The Capture and Execution of Slave-Trader Captain Nathaniel Gordon, 1861-62
Story by Thomas Duke, 1910
“Celebrated Criminal Cases of America”
Part III: Cases East of The Pacific Coast
Nathaniel Gordon was born in Portland, Maine, in 1832. When a mere child, Nathaniel began to go to sea, serving as a cabin-boy and gradually advancing until, at the age of 28 years, he became a captain of a small 500-ton vessel named, Erie.
On April 17, 1860, he left Havana, bound for Africa, and among his crew were four sailors named Martin, Green, Alexander and Hetenburg.
As the cargo consisted of 150 barrels of liquor and a great many barrels of pork, beef, bread, and rice, the four sailors above mentioned suspected that the cargo was to be exchanged for African slaves. After a conference, which occurred when they were thirty days at sea, the sailors proceeded in a body to the captain and disclosed their suspicions. Gordon disclaimed any such purpose and after rebuking the sailors, ordered them back to work.
The vessel arrived at the mouth of the Congo River on the west coast of Africa in the latter part of July, 1860, and after disposing of the cargo, proceeded a few miles up the river on August 7.
It was then docked and 897 Africans, consisting of men, women and children, who were being held in bondage, were driven aboard and packed between decks.
With all possible haste the vessel was then navigated down the river and put to sea, bound for Cuba.
The captain of the American war-vessel Michigan, which was in the Congo River at the time, was informed of what had transpired, and he immediately started in pursuit.
On the next day, he overtook the Erie, and boarded the ship. Upon making an inspection of the boat, he found that eighteen of the unfortunates had died from suffocation. Many others were in a precarious condition and none were able to walk.
The crew was placed under arrest and the vessel was towed to Monrovia, where the Africans were taken ashore and given medical attention. The Michigan then brought the Erie and her entire crew to New York.
Gordon was indicted under the Fifth Section of the Act of May 15, 1820, United States Statutes, which provides that : “If any citizen of the United’ States, being of a ship’s crew of any foreign vessel, owned wholly or in part or navigated for any citizen or citizens of the United States, shall forcibly confine or detain or aid and abet in forcibly confining or detaining on board such vessel, any negro or mulatto not held in service by the laws of either the States or Territories of the United States, with intent to make him a slave, such person shall be adjudged a pirate and on conviction shall suffer death.”

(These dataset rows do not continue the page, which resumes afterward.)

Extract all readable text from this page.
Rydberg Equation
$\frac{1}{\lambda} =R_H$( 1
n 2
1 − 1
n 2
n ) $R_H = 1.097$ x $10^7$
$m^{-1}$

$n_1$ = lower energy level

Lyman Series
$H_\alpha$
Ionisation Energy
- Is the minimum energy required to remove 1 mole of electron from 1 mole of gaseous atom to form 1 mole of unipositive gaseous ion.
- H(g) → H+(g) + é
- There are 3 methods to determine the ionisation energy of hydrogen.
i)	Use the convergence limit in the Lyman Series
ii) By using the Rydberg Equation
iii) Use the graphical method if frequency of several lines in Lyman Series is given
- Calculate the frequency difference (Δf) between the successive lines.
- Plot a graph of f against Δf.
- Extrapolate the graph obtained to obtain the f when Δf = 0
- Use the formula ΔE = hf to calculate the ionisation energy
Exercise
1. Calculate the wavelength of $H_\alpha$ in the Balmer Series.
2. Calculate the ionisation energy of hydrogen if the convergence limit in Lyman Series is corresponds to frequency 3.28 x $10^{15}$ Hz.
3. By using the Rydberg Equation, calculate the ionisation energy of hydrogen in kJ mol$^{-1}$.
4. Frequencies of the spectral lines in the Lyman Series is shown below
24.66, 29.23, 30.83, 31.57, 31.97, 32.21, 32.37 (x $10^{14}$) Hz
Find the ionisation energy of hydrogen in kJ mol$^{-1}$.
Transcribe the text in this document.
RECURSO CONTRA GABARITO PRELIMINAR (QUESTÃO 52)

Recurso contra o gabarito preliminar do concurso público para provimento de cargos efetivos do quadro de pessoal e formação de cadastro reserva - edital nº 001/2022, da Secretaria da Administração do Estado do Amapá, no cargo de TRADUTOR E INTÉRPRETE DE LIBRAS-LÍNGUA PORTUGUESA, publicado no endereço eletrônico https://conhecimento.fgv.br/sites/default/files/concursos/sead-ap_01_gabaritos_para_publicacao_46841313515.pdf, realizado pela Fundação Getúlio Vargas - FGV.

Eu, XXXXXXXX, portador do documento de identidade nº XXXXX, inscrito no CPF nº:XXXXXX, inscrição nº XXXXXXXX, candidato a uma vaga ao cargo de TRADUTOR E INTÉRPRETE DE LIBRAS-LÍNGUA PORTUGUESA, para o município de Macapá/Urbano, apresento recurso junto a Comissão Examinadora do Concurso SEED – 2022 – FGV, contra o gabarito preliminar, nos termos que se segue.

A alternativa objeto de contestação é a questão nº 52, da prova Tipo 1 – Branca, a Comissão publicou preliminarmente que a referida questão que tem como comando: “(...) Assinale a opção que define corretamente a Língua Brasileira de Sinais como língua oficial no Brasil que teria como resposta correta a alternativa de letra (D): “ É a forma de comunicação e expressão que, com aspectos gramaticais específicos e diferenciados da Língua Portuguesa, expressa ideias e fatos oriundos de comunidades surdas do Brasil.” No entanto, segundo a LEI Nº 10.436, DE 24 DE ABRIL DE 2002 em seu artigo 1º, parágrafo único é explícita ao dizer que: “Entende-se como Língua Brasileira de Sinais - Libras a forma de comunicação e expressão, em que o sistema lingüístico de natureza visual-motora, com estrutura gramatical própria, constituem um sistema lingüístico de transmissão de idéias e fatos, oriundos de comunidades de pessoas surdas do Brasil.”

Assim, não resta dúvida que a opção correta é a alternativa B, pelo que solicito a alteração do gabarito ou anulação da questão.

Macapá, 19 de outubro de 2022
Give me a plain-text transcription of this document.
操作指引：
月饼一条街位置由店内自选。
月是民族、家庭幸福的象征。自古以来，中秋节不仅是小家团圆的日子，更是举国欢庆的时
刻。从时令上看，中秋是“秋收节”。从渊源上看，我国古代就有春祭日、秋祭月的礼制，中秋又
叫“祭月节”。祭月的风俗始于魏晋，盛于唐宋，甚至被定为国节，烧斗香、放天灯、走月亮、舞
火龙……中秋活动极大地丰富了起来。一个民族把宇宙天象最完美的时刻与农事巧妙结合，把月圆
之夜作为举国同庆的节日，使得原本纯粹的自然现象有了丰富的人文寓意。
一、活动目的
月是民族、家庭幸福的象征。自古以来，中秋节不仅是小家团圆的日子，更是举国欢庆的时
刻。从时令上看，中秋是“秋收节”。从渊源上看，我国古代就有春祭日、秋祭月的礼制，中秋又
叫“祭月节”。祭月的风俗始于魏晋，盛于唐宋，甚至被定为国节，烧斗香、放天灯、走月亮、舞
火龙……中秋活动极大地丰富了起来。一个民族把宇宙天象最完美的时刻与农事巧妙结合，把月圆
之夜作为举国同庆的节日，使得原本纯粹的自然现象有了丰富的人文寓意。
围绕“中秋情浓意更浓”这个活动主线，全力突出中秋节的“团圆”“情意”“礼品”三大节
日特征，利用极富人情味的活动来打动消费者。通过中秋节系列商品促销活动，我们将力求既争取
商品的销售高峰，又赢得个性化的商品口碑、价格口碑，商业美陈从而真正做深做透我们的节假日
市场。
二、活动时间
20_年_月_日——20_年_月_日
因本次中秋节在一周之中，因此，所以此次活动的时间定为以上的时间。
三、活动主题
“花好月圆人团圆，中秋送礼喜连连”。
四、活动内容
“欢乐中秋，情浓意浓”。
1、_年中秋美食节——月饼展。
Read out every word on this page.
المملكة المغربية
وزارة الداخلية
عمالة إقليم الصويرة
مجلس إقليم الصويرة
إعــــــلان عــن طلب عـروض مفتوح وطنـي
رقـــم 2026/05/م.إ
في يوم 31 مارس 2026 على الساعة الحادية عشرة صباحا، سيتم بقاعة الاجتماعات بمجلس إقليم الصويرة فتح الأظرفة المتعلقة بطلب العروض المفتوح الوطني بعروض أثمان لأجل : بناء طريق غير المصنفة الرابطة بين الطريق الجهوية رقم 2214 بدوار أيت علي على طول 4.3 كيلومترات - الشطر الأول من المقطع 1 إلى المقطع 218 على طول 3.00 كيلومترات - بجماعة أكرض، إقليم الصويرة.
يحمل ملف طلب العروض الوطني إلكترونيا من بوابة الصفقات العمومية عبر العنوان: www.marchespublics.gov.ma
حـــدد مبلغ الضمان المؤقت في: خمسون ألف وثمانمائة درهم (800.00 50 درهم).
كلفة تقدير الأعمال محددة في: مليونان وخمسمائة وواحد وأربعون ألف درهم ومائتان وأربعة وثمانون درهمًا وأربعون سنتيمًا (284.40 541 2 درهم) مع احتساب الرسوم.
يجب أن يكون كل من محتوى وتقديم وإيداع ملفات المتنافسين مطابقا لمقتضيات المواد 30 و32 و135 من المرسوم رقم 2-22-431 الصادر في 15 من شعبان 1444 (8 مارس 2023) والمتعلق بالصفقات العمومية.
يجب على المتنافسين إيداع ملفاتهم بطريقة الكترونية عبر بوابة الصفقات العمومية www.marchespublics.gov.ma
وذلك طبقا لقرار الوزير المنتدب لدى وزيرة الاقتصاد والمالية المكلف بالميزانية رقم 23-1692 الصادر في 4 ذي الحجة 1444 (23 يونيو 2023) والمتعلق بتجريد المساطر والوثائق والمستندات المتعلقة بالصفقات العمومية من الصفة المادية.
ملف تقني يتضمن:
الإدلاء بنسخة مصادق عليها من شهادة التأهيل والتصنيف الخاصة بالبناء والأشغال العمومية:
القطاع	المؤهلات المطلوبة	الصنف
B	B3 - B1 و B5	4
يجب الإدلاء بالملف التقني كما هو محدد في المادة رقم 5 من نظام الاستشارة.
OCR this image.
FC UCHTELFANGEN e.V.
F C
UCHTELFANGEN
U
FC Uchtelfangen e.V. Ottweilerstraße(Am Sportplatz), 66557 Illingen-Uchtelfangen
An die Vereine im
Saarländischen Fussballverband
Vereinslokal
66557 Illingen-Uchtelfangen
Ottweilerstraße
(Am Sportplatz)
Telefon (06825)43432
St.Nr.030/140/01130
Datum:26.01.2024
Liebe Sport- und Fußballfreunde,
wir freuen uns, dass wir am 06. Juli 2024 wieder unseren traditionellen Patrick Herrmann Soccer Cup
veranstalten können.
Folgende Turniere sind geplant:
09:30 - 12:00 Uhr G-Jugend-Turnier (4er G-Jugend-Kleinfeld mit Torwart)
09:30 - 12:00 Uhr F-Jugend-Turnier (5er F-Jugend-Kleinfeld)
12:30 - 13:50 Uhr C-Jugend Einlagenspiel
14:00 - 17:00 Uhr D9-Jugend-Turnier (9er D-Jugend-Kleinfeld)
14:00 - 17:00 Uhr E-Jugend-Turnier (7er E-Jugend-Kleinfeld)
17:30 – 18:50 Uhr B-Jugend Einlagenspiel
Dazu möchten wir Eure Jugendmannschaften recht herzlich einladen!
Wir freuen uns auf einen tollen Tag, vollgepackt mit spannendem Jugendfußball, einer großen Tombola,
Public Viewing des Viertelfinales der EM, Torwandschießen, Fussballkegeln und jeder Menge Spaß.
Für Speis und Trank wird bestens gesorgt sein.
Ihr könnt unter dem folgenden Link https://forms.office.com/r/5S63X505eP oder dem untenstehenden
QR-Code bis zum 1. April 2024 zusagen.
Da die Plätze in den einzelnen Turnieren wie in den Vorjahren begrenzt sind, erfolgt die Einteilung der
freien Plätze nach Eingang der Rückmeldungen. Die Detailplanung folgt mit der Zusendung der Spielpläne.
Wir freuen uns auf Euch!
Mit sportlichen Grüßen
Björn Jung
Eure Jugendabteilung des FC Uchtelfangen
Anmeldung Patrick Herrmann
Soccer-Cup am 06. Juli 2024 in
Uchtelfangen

Most of the crew were detained as witnesses against the captain, and to complete the case, witnesses were brought from Africa.
It was shown that when the vessel started to sea with the slaves, several of the sailors protested and the captain offered them a dollar for each slave landed in Cuba.
After the first trial, the jury disagreed, but on the second trial, ending November 8, 1861, Gordon was convicted.
An appeal was taken to the United States Circuit Court, but on November 30, a new trial was denied.
Judge Shipman then sentenced Gordon to be hanged on February 22, 1862. Before pronouncing the sentence, the judge, in addressing the prisoner, said in part:
Think of the cruelty and wickedness of seizing nearly a thousand human beings, who never did you any harm, and thrusting them between the decks of a small ship, beneath a burning tropical sun, to die of disease or suffocation, or be transported to distant lands, and consigned, they and their posterity, to a fate far more cruel than death.
Think of the sufferings of the unhappy beings whom you crowded on the Erie; of their helpless agony and terror as you took them from their native land, and especially think of those who perished under the weight of their miseries on the passage from the place of your capture to Monrovia. Remember that you showed mercy to none—carrying off, as you did, not only those of your own sex, but women and helpless children.
On February 19, two days before the execution, Gordon’s mother and wife went to Washington to plead with President Lincoln to save the condemned man’s life, but the President’s twelve-year-old son Willie died on that day, and they failed to obtain the desired interview.
On the night preceding the day of the execution, relatives of Gordon gave him several cigars, and at 3 o’clock the next morning he was seized with convulsions. Dr. Simmons, the prison physician, diagnosed the case as strychnine poisoning, and after working for several hours, he pronounced Gordon out of danger. The condemned man then stated that he had attempted suicide rather than suffer the ignominy of a public execution.
He declined to state how he obtained the poison, but it was suspected that it was concealed in the cigars.
He was hanged at 1 p.m. on February 21, 1862.
This is the only case in the criminal history of America where capital punishment was inflicted for the violation of this law.